3.) Apply Article to Film:  I think the article is correct about the film and somewhat to society today.  Many people pay the price for something they had no part of.  Men and women willingly join the army and know that they may have to go to war and face combat, but when they die it is always the fault of the person who sent them there.  When there are riots the stores being looted have nothing to do with what people are rioting about.  Teachers and students are shot in schools who may have never failed a student or bullied him or her.  Charles Manson killed innocent people that had to do with the entertainment industry, but never met him or affected his life at all, and for what?  At the end of the film you see yourself saying why? Why did they destroy this man’s business?  Has it changed anything about the “racism” they were fighting, or the murder of Radio Rahim?  The author basically says that the people who pay usually aren’t at fault for what they are being punished for and Do the Right Thing exposes that.  

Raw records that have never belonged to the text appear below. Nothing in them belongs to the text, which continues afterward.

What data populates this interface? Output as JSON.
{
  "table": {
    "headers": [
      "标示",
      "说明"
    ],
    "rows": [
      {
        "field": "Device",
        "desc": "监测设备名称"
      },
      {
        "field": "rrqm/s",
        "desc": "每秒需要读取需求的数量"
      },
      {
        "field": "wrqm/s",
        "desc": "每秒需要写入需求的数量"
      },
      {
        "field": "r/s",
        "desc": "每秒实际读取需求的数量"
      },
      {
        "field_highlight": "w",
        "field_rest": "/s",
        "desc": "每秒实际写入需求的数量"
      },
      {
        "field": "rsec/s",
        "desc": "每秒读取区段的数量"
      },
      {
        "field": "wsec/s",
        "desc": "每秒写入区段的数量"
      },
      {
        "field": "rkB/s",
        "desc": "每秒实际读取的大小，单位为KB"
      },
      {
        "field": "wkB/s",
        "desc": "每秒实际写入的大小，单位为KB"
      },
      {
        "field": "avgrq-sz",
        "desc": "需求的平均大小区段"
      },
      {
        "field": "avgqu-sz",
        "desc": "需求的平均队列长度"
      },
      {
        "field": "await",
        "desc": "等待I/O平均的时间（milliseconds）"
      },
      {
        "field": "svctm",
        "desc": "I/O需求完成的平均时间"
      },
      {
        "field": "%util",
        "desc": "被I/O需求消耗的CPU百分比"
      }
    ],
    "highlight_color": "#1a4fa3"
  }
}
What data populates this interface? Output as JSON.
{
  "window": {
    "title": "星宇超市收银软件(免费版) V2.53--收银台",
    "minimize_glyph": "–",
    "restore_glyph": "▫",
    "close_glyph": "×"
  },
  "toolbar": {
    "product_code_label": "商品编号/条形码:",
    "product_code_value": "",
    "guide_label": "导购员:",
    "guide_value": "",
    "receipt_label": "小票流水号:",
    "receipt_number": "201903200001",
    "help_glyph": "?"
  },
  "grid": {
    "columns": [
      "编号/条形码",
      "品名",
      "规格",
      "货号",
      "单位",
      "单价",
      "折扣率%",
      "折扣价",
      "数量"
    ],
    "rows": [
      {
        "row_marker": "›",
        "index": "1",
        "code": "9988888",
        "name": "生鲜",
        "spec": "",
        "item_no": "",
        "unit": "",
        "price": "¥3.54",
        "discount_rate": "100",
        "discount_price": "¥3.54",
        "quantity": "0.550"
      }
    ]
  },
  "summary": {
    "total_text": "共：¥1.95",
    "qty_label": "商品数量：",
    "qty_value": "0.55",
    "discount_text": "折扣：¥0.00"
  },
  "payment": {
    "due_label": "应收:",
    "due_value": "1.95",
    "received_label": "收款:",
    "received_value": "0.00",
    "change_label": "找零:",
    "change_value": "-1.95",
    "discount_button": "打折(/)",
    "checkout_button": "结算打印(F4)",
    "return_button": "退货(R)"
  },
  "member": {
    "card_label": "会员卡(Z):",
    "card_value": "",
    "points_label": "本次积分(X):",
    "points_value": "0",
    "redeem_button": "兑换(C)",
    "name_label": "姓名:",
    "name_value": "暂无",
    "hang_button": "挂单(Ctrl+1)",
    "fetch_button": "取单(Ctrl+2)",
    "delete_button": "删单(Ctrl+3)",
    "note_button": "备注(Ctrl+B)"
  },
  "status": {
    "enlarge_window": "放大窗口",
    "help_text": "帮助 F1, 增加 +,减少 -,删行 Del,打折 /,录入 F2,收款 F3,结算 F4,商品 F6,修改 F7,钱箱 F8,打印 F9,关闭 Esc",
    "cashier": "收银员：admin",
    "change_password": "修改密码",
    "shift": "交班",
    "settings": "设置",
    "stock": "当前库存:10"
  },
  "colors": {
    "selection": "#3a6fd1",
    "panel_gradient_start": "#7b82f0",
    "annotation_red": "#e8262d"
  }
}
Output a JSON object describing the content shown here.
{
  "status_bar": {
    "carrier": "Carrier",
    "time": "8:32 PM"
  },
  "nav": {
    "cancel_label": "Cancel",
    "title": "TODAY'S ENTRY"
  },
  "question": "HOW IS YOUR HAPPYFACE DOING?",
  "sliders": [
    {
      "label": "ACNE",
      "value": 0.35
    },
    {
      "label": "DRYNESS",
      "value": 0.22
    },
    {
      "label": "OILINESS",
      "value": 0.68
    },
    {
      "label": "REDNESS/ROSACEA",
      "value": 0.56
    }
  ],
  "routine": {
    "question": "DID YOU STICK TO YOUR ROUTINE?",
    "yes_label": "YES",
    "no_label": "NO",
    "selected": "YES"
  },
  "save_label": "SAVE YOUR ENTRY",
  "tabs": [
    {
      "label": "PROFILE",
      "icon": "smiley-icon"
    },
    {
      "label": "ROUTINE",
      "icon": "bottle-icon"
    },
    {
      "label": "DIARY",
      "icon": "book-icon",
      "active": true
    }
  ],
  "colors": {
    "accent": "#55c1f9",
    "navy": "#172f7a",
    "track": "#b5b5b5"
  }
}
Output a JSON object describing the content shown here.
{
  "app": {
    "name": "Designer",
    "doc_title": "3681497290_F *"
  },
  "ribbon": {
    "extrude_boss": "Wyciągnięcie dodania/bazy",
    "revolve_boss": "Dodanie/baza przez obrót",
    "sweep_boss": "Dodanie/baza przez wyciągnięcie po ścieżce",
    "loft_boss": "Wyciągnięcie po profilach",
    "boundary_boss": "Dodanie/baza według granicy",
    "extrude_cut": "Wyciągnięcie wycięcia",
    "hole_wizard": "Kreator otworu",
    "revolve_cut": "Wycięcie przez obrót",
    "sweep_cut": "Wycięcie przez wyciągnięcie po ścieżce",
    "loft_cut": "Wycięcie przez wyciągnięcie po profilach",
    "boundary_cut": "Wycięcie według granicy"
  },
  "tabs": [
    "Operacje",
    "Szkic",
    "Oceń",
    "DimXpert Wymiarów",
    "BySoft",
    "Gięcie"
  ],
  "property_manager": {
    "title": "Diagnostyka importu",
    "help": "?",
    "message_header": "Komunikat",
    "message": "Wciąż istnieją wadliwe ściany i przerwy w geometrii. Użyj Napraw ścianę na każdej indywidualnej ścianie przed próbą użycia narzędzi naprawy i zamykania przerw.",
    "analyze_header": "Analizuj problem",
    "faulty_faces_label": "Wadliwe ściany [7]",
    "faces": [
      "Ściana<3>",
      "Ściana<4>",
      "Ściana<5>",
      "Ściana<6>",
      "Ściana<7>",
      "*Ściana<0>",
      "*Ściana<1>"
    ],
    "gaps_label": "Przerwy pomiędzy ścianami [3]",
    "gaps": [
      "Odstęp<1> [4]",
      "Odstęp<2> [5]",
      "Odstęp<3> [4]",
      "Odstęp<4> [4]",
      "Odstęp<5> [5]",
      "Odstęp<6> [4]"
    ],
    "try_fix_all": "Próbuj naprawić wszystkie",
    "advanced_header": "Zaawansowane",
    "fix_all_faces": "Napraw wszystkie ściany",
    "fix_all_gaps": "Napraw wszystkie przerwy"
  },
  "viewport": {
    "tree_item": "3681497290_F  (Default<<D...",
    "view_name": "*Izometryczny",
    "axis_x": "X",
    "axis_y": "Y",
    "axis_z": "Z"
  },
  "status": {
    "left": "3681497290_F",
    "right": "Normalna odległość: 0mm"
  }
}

 4.) Analysis:  I liked the film and I did not mind that there were no heroes in the movie.  I think that the film would not be the same, and would not have the same message if there was a hero.  The entire point of the film was that there was no hero, nobody was helping each other, nobody saw the big picture.  I think it exposed a problem in society that still exist  today.  People fight for causes that won’t make a difference (having a black American on the wall of Italian American heroes), then they sucker people into following them and hurt innocent people that didn’t need to be hurt.  Everyone thinks they did the right thing and that, at least in this case, the police are the enemies.  At the end of everything everyone still hates each other and nothing has changed.  This cycle has probably happened since the beginning of time. It happens because people either don’t exercise their mind enough and think of “meaningful” things to do, or they don’t think deeply about things enough.  In the movie the man that wanted the picture on the wall didn’t think that having a black man on the wall does not really make any sense.  All he saw was a lot of white people, no black people, considered it racism in his mid and then started to fight.  The end product was injury, death, and more hate, stemming from a cause that probably would have made no difference to anything.  This type of peripheral thinking bothers me and I think this film completely exposes it but in a slightly subtle way. I could see people watching this movie and finding a hero or thinking the riot was totally justified.  I did not really think the acting was too great, and I don’t think Spike Lee even raised his eyebrows once in order to portray any emotion, but the film was very good.